The United States and Pakistan have a “strong” relationship, despite ongoing challenges between the two countries, according to a spokesman for the U.S. State Department.
“We have… strong relations with our Pakistani counterparts, we work through issues when they arise,” said State Department spokesman Marc Toner to reporters.
Since the May 2 killing of Osama bin Laden in a compound near Abbottabad in northern Pakistan, there has been “an intensity of engagement that illustrates our commitment to working through these issues,” Toner said, adding, “we’ve been upfront about challenges in the relationship but we’ve been also consistent in saying Pakistan and US need each other.

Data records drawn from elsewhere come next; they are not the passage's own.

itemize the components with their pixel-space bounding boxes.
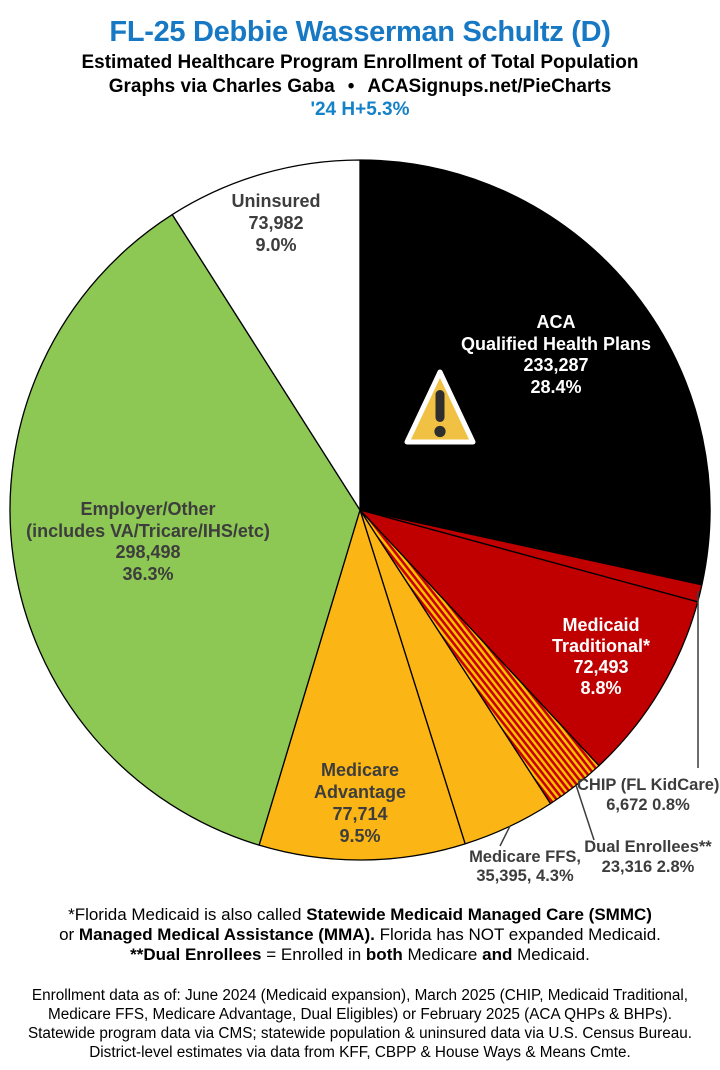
footnotes: *Florida Medicaid is also called Statewi… <box>0 905 720 965</box>
footnote-segment: Florida has NOT expanded Medicaid. <box>374 925 661 944</box>
footnote-segment: = Enrolled in <box>261 945 366 964</box>
slice-value-percent: 6,672 0.8% <box>577 795 719 815</box>
leader-line-medicare-ffs <box>499 825 511 847</box>
pie-chart <box>9 159 711 861</box>
bullet-separator: • <box>347 76 355 97</box>
credit-line: Graphs via Charles Gaba • ACASignups.net/P… <box>0 76 720 98</box>
subtitle: Estimated Healthcare Program Enrollment … <box>81 52 639 73</box>
footnote-segment: *Florida Medicaid is also called <box>68 905 307 924</box>
label-chip: CHIP (FL KidCare) 6,672 0.8% <box>577 775 719 815</box>
slice-name: Qualified Health Plans <box>460 333 652 354</box>
footnote-segment: or <box>59 925 79 944</box>
label-employer-other: Employer/Other (includes VA/Tricare/IHS/… <box>8 499 288 585</box>
label-medicaid-traditional: Medicaid Traditional* 72,493 8.8% <box>511 615 691 699</box>
footnote-line: *Florida Medicaid is also called Statewi… <box>0 905 720 925</box>
slice-value-percent: 35,395, 4.3% <box>447 867 603 886</box>
source-line: Enrollment data as of: June 2024 (Medica… <box>31 987 689 1004</box>
slice-percent: 0.8% <box>652 796 690 814</box>
source-line: Medicare FFS, Medicare Advantage, Dual E… <box>47 1006 673 1023</box>
slice-value: 298,498 <box>115 542 181 562</box>
slice-name: Advantage <box>313 782 407 802</box>
pie-slice-employer-other <box>9 213 361 846</box>
footnote-segment: Medicare <box>402 945 483 964</box>
slice-percent: 28.4% <box>530 376 582 397</box>
source-line: Statewide program data via CMS; statewid… <box>27 1025 693 1042</box>
footnote-segment: Managed Medical Assistance (MMA). <box>78 925 375 944</box>
slice-name: Medicaid <box>562 615 640 635</box>
slice-value: 73,982 <box>248 213 304 233</box>
slice-name: Dual Enrollees** <box>584 838 712 856</box>
footnote-segment: and <box>482 945 513 964</box>
label-dual-enrollees: Dual Enrollees** 23,316 2.8% <box>578 837 718 877</box>
credit-author: Graphs via Charles Gaba <box>108 76 335 97</box>
slice-name: CHIP (FL KidCare) <box>577 776 720 794</box>
slice-name: ACA <box>536 312 576 332</box>
slice-name: Traditional* <box>551 636 650 656</box>
year-note: '24 H+5.3% <box>310 99 410 120</box>
slice-percent: 9.5% <box>339 826 381 846</box>
footnote-line: or Managed Medical Assistance (MMA). Flo… <box>0 925 720 945</box>
slice-value: 77,714 <box>332 804 388 824</box>
slice-name: Employer/Other <box>80 499 216 519</box>
slice-name: Medicare <box>320 760 400 780</box>
slice-value: 35,395, <box>476 867 532 885</box>
slice-name: Uninsured <box>231 191 321 211</box>
slice-name: Medicare FFS, <box>469 848 581 866</box>
pie-slice-aca-qhp <box>359 159 711 586</box>
slice-value: 23,316 <box>601 858 653 876</box>
footnote-segment: both <box>365 945 403 964</box>
slice-percent: 36.3% <box>122 563 174 584</box>
label-medicare-ffs: Medicare FFS, 35,395, 4.3% <box>447 848 603 886</box>
page-title: FL-25 Debbie Wasserman Schultz (D) <box>109 16 611 48</box>
slice-percent: 2.8% <box>656 858 695 876</box>
label-uninsured: Uninsured 73,982 9.0% <box>186 190 366 256</box>
slice-value: 72,493 <box>573 657 629 677</box>
slice-percent: 8.8% <box>580 678 622 698</box>
footnote-segment: Medicaid. <box>512 945 590 964</box>
pie-slice-uninsured <box>171 159 361 511</box>
warning-icon <box>404 369 476 445</box>
leader-line-dual-enrollees <box>575 784 595 841</box>
credit-site: ACASignups.net/PieCharts <box>367 76 612 97</box>
footnote-line: **Dual Enrollees = Enrolled in both Medi… <box>0 945 720 965</box>
slice-value: 6,672 <box>606 796 648 814</box>
pie-slice-medicare-advantage <box>258 509 466 861</box>
label-aca-qhp: ACA Qualified Health Plans 233,287 28.4% <box>436 312 676 398</box>
pie-slice-medicaid-traditional <box>359 509 699 767</box>
slice-percent: 9.0% <box>255 235 297 255</box>
source-notes: Enrollment data as of: June 2024 (Medica… <box>0 986 720 1062</box>
slice-name: (includes VA/Tricare/IHS/etc) <box>26 520 270 541</box>
slice-value-percent: 23,316 2.8% <box>578 857 718 877</box>
label-medicare-advantage: Medicare Advantage 77,714 9.5% <box>270 759 450 847</box>
slice-value: 233,287 <box>523 355 589 375</box>
slice-percent: 4.3% <box>536 867 574 885</box>
source-line: District-level estimates via data from K… <box>89 1044 631 1061</box>
footnote-segment: Statewide Medicaid Managed Care (SMMC) <box>306 905 652 924</box>
footnote-segment: **Dual Enrollees <box>130 945 262 964</box>
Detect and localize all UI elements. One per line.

Toner added that Washington and Islamabad “need to work through these challenges because it’s in both of our long term and short term interest to do so.”
Toner added that US financial assistance to Pakistan benefitted both countries, and that Washington is committed to fighting terrorism with the help of Islamabad officials.
“We believe that assistance is important in our national security interests and obviously in Pakistan’s security interests to provide that kind of support so that Pakistan becomes a prosperous, democratic nation, or a more prosperous, democratic nation,” he said.
However, Toner refused to comment on media reports that the Pakistani government had arrested five CIA informants, including an army major, whose help allegedly helped the U.S. find and kill terror mastermind Osama bin Laden.